Frederick Haslett

Domestic team information
- 1837–1841: Sussex

Career statistics
| Competition | First-class |
| Matches | 6 |
| Runs scored | 26 |
| Batting average | 2.60 |
| 100s/50s | 0/0 |
| Top score | 16 |
| Catches/stumpings | 3/– |
- Source: Cricinfo, 7 January 2012

= Frederick Haslett =

English cricketer

Frederick Haslett (dates of birth and death unknown) was an English cricketer. Haslett's batting style is unknown. Though unknown when and where he was born, it is known he was christened at Petworth, Sussex on 12 August 1817.

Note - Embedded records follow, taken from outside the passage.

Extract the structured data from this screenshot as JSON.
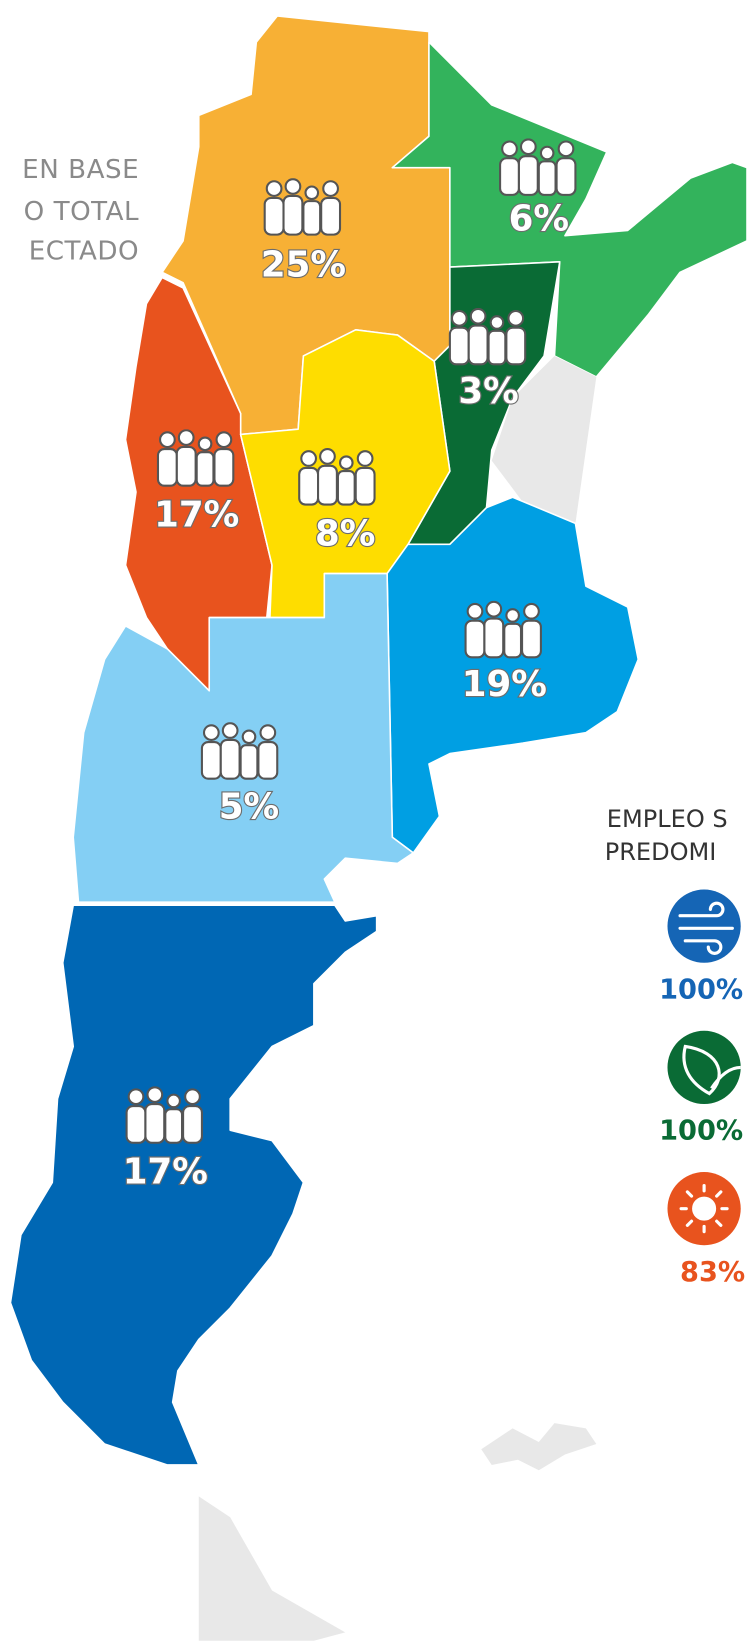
{
  "intro": [
    "EN BASE",
    "O TOTAL",
    "ECTADO"
  ],
  "regions": [
    {
      "label": "25%"
    },
    {
      "label": "6%"
    },
    {
      "label": "3%"
    },
    {
      "label": "17%"
    },
    {
      "label": "8%"
    },
    {
      "label": "19%"
    },
    {
      "label": "5%"
    },
    {
      "label": "17%"
    }
  ],
  "legend": {
    "title": [
      "EMPLEO S",
      "PREDOMI"
    ],
    "items": [
      {
        "label": "100%"
      },
      {
        "label": "100%"
      },
      {
        "label": "83%"
      }
    ]
  }
}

Haslett made his first-class debut for Sussex against the Marylebone Cricket Club in 1837. He made four further first-class appearances that season, that last of which came against Nottinghamshire. He scored 23 runs in his five matches that season, which came at an average of 2.87, with a high score of 16. He later made a single first-class appearance for Sussex County Cricket Club in 1841 at Lord's against the Marylebone Cricket Club. He batted at number ten in Sussex's first-innings of 48 all out, scoring 3 runs before he was dismissed by John Bayley. Kent were dismissed for 44 in their reply, with Sussex going on to make 93 in their second-innings, in which Haslett was promoted to open the batting, from which he was dismissed for a duck by James Cobbett. The Marylebone Cricket Club made 98/7 in their second-innings to win the match by 3 wickets.